Siempre se pensó en este paso como un lugar de tránsito estival utilizado especialmente por los turistas de un lado y otro de la Cordillera de Los Andes. Sin embargo, hoy, con el desarrollo de las ciudades de Antuco en Chile y Neuquén en Argentina, esta situación ha cambiado, por lo que contar con un acceso adecuado a ambas ciudades es ya una exigencia para impulsar el progreso.

Paso Pichachén, una llave de integración de Antuco a Neuquén

En las faldas del volcán Antuco, con la vista privilegiada del lago Laja, el paso Pichachén es ahora una prioridad de los gobiernos de Chile y Argentina para su mejoramiento y operatividad los 365 días del año, salvo, claro, cuando las condiciones atmosféricas lo impidan. Este tipo de pasos se convierten en un elemento clave para la integración chileno argentina, y su proyección al ámbito regional entre la provincia de Neuquén y la Región del Biobío. Neuquén, con aproximadamente 700 kms. de frontera y 10 conexiones viales con Chile, pone especial énfasis en el mejoramiento de los pasos, consolidando la Cordillera de los Andes como una estructura de comunicación y complementación bilateral. 
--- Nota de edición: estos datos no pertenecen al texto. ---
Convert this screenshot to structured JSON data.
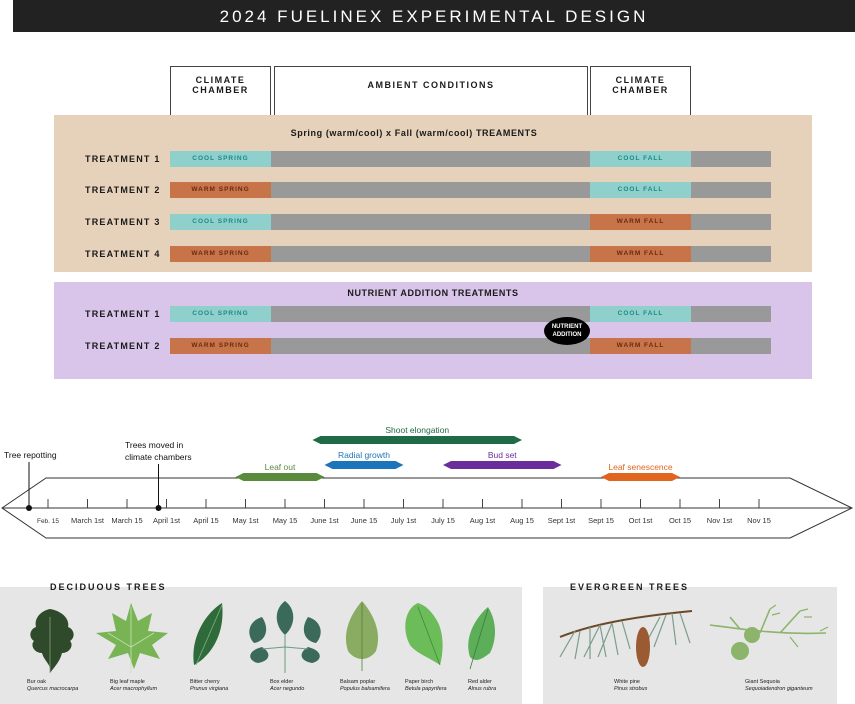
{
  "title": "2024 FUELINEX EXPERIMENTAL DESIGN",
  "phases": [
    "CLIMATE CHAMBER",
    "AMBIENT CONDITIONS",
    "CLIMATE CHAMBER"
  ],
  "warm_cool_panel": {
    "title": "Spring (warm/cool) x Fall (warm/cool) TREAMENTS",
    "rows": [
      {
        "label": "TREATMENT 1",
        "spring": "COOL SPRING",
        "fall": "COOL FALL"
      },
      {
        "label": "TREATMENT 2",
        "spring": "WARM SPRING",
        "fall": "COOL FALL"
      },
      {
        "label": "TREATMENT 3",
        "spring": "COOL SPRING",
        "fall": "WARM FALL"
      },
      {
        "label": "TREATMENT 4",
        "spring": "WARM SPRING",
        "fall": "WARM FALL"
      }
    ]
  },
  "nutrient_panel": {
    "title": "NUTRIENT ADDITION TREATMENTS",
    "rows": [
      {
        "label": "TREATMENT 1",
        "spring": "COOL SPRING",
        "fall": "COOL FALL"
      },
      {
        "label": "TREATMENT 2",
        "spring": "WARM SPRING",
        "fall": "WARM FALL"
      }
    ],
    "marker_line1": "NUTRIENT",
    "marker_line2": "ADDITION"
  },
  "timeline": {
    "ticks": [
      "Feb. 15",
      "March 1st",
      "March 15",
      "April 1st",
      "April 15",
      "May 1st",
      "May 15",
      "June 1st",
      "June 15",
      "July 1st",
      "July 15",
      "Aug 1st",
      "Aug 15",
      "Sept 1st",
      "Sept 15",
      "Oct 1st",
      "Oct 15",
      "Nov 1st",
      "Nov 15"
    ],
    "events": [
      {
        "label": "Tree repotting",
        "date": "Feb. 15"
      },
      {
        "label": "Trees moved in climate chambers",
        "line1": "Trees moved in",
        "line2": "climate chambers",
        "date": "April 1st"
      }
    ],
    "phenophases": [
      {
        "label": "Shoot elongation",
        "color": "#1f6b45",
        "start": "June 1st",
        "end": "Aug 15"
      },
      {
        "label": "Radial growth",
        "color": "#1c74bb",
        "start": "June 1st",
        "end": "July 1st"
      },
      {
        "label": "Bud set",
        "color": "#6a2e9a",
        "start": "July 15",
        "end": "Sept 1st"
      },
      {
        "label": "Leaf out",
        "color": "#5a8a3c",
        "start": "May 1st",
        "end": "June 1st"
      },
      {
        "label": "Leaf senescence",
        "color": "#e0651e",
        "start": "Sept 15",
        "end": "Oct 15"
      }
    ]
  },
  "deciduous": {
    "title": "DECIDUOUS TREES",
    "trees": [
      {
        "common": "Bur oak",
        "latin": "Quercus macrocarpa"
      },
      {
        "common": "Big leaf maple",
        "latin": "Acer macrophyllum"
      },
      {
        "common": "Bitter cherry",
        "latin": "Prunus virgiana"
      },
      {
        "common": "Box elder",
        "latin": "Acer negundo"
      },
      {
        "common": "Balsam poplar",
        "latin": "Populus balsamifera"
      },
      {
        "common": "Paper birch",
        "latin": "Betula papyrifera"
      },
      {
        "common": "Red alder",
        "latin": "Alnus rubra"
      }
    ]
  },
  "evergreen": {
    "title": "EVERGREEN TREES",
    "trees": [
      {
        "common": "White pine",
        "latin": "Pinus strobus"
      },
      {
        "common": "Giant Sequoia",
        "latin": "Sequoiadendron giganteum"
      }
    ]
  },
  "colors": {
    "warm_cool_panel": "#e6d2ba",
    "nutrient_panel": "#d9c5ea",
    "cool": "#8fd0cc",
    "warm": "#c8744a",
    "ambient": "#999999"
  }
}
Así, junto con potenciar el turismo, la región del Biobío tendrá una puerta de salida directa hacia el Océano Atlántico por la provincia argentina de Neuquén, y viceversa, pues los vecinos allende Los Andes podrán a su vez podrán sacar sus productos por los puertos chilenos del Océano Pacífico. 

Si bien no existe un plazo para ejecutar este proyecto, los desafíos para el futuro del paso Pichachén son básicamente dos: la pavimentación de los 55 kilómetros desde la localidad de Abanico hasta el mismo hito fronterizo, y la construcción de un complejo aduanero que reemplace las instalaciones provisorias en el sector de Los Barros. El estudio de ingeniería debería estar listo este año. A partir de ese informe, se iniciará la construcción del camino que se levantará entre la base del volcán Antuco y el lago Laja.

El tiempo de construcción sería de entre siete a 10 años y se ejecutará por etapas, tomando en cuenta que las inversiones para pavimentarlo pueden bordear los 10 mil millones de pesos. De esta forma, el Biobío tendrá su primer paso fronterizo con los más altos estándares de calidad, algo que transformará a la zona en uno de los polos comerciales más relevantes del país.